If two or more pathways are equally close to the highest peak of the KDE, SPRAS resolves the tie by:
Choosing the smallest pathway (fewest nodes and edges).
If a tie remains, choosing the first pathway alphabetically by name.
The chosen output subnetwork is then compared to the gold standard, and its precision and recall are measured.
Ensemble network-based parameter selection
The ensemble-based approach combines results from all parameter settings for each pathway reconstruction algorithm on a given dataset. Instead of focusing on a single “best” parameter combination, it summarizes the algorithm’s overall reconstruction behavior across parameters.
All reconstructed subnetworks are merged into algorithm-specific ensemble networks, where each edge weight reflects how frequently that interaction appears across the outputs. Edges that occur more often are assigned higher weights, highlighting interactions that are most consistently recovered by the algorithm.
These consensus networks help identify the core patterns and overall stability of an algorithm’s output’s without needing to choose a single parameter setting (no clear optimal parameter combination could exists).
For each algorithm-specific ensemble network, SPRAS generates a precision-recall curve by treating edge frequencies as thresholds and evaluating each ensemble network against the dataset’s associated gold standard.
All Plausible Parameters (No parameter selection)

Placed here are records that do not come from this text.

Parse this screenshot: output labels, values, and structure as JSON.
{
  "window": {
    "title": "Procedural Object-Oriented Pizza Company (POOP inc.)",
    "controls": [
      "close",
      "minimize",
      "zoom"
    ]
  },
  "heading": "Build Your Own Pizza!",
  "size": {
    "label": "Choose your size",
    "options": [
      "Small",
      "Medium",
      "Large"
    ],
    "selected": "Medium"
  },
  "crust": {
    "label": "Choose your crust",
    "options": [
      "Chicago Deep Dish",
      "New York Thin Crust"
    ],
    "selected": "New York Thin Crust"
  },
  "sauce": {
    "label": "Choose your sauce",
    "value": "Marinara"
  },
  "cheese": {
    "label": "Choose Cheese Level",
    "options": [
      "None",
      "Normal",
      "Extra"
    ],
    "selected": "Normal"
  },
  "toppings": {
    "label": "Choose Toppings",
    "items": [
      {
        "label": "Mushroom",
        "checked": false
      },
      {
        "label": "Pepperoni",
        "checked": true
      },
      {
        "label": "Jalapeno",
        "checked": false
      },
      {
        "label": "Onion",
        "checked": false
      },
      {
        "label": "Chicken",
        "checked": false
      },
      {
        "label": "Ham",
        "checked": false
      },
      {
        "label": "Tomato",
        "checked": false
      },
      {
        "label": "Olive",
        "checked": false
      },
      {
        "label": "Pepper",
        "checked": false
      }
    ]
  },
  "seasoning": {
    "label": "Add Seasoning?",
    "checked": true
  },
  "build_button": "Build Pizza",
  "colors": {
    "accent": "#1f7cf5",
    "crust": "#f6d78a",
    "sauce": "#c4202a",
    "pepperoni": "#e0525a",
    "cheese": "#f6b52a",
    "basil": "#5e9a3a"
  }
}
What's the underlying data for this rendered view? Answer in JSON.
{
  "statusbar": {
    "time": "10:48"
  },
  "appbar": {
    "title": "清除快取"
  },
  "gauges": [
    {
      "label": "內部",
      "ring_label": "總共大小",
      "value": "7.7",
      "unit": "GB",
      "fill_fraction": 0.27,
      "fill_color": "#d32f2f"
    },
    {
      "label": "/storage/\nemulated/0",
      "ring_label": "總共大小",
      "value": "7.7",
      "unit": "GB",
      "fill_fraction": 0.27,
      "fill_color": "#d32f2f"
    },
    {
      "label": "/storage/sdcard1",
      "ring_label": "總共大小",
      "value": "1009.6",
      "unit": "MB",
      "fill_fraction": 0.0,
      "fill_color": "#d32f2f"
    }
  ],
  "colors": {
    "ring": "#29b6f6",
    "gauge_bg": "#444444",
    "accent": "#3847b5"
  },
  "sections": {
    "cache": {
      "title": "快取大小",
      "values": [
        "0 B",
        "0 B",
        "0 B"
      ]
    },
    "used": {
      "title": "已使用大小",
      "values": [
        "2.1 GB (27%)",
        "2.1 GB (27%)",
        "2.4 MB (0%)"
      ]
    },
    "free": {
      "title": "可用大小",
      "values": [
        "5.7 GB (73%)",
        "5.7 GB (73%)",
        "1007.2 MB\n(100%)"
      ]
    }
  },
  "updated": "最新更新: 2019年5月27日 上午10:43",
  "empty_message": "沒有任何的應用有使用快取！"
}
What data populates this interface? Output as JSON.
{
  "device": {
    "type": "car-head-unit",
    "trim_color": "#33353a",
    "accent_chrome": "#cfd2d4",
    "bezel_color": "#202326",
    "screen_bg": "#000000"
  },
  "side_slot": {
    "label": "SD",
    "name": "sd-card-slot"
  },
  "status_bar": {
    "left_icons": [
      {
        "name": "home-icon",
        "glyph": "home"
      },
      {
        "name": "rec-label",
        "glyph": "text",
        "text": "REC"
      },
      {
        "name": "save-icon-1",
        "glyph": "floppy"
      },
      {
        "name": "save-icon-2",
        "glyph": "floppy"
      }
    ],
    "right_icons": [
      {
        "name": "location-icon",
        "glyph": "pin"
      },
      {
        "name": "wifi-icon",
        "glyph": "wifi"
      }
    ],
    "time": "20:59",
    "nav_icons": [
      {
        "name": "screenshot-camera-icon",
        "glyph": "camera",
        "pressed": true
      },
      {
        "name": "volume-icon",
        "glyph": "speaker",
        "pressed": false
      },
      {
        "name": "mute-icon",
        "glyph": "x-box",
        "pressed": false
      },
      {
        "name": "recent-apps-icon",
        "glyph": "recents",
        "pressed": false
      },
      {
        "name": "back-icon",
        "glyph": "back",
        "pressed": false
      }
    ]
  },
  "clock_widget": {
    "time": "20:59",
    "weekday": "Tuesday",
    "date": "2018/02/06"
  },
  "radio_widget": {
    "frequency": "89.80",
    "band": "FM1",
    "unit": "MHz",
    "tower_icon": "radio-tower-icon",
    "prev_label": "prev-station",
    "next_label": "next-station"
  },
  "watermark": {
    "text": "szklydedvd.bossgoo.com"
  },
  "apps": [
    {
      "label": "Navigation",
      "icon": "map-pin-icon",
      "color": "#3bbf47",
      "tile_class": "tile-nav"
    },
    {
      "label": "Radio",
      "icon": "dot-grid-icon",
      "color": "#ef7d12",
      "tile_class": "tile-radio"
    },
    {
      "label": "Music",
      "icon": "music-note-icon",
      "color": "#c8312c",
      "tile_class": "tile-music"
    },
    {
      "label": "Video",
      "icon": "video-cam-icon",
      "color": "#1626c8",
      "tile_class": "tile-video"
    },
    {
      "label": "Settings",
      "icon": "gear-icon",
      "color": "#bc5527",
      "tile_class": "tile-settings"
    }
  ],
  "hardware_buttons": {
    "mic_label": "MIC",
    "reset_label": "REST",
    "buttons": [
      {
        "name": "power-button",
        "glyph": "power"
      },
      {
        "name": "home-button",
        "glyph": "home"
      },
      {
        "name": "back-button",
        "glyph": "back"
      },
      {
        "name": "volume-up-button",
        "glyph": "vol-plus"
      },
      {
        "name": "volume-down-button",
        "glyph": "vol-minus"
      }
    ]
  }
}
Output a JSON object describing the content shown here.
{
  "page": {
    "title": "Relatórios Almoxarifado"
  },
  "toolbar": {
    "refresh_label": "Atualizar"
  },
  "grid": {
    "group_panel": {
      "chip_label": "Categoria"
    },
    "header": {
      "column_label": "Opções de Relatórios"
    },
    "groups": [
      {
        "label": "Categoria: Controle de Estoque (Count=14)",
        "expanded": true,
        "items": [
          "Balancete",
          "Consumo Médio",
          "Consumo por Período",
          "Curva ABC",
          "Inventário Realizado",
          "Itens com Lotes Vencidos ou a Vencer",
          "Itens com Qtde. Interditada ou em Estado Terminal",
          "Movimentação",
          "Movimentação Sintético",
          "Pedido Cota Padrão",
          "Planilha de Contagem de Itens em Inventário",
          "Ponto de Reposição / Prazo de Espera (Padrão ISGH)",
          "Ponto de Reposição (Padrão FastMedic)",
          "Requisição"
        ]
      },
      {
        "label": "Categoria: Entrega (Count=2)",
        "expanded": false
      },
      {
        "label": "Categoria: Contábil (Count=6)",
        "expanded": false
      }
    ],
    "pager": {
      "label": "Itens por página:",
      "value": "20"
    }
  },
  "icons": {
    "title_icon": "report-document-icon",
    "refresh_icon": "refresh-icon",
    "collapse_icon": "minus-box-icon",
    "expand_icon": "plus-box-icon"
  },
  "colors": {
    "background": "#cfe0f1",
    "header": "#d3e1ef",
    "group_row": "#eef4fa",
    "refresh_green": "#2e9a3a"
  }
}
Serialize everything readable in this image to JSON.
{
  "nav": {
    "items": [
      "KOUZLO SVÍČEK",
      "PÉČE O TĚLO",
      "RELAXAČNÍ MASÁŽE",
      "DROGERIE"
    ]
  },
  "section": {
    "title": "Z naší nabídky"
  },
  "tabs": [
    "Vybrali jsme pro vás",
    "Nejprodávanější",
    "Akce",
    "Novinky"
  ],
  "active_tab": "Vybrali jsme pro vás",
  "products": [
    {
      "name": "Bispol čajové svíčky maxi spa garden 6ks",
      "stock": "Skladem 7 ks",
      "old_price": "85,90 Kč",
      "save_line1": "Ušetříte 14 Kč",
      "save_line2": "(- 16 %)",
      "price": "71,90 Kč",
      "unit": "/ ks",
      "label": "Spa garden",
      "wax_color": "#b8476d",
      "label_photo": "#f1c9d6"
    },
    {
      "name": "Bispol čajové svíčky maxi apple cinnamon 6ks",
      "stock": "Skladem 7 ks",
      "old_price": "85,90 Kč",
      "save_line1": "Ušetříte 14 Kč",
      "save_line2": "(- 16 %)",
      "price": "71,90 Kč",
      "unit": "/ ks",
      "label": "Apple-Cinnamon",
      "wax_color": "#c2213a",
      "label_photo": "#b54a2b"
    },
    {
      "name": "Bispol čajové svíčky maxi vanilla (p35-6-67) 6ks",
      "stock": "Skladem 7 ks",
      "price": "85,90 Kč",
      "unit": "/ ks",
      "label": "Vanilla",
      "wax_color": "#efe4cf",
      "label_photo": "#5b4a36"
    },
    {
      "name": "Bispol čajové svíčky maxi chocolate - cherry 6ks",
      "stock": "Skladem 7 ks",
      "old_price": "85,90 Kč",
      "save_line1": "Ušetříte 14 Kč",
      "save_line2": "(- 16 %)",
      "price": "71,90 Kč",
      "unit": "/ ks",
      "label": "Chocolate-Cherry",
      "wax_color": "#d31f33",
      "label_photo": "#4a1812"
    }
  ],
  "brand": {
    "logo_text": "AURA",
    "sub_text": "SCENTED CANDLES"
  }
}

The all plausible parameters approach evaluates all parameter combinations without selecting a representative subset or ensembling. This method provides an holistic view of algorithm performance by evaluating every output. For each algorithm and dataset, we compute precision and recall for every subnetwork. This allows us to measure reconstruction performance across the full range of parameter settings and observe each algorithm’s full range of capabilities.
4.4 Reviewing the evalaution outputs
PCA-based parameter selection
Open the PCA chosen parameter selection evaluation
In your file explorer, go to
output/intermediate/egfr-gs_egfr-eval/pr-per-pathway-nodes.png and
open it locally.
PCA-based parameter selection computes a precision and recall for a single reconstructed network selected using PCA from all reconstructed networks for an algorithm for given dataset.
Ensemble network-based parameter selection
Open the Ensemble-based parameter selection evalaution
In your file explorer, go to
output/intermediate/egfr-gs_egfr-eval/pr-curve-ensemble-nodes-per-algorithm-nodes.png
and open it locally.
Ensemble-based parameter selection generates precision-recall curves by thresholding on the frequency of edges across an ensemble of reconstructed networks for an algorithm for given dataset.
All Plausible Parameters (No parameter selection)
Open the all plausible parameters (no parameter selection) evalaution
In your file explorer, go to
output/intermediate/egfr-gs_egfr-eval/pr-per-pathway-nodes.png and
open it locally.
For each pathway, evaluation can be run independently of any parameter selection method to directly inspect precision and recall for each reconstructed network from a given dataset.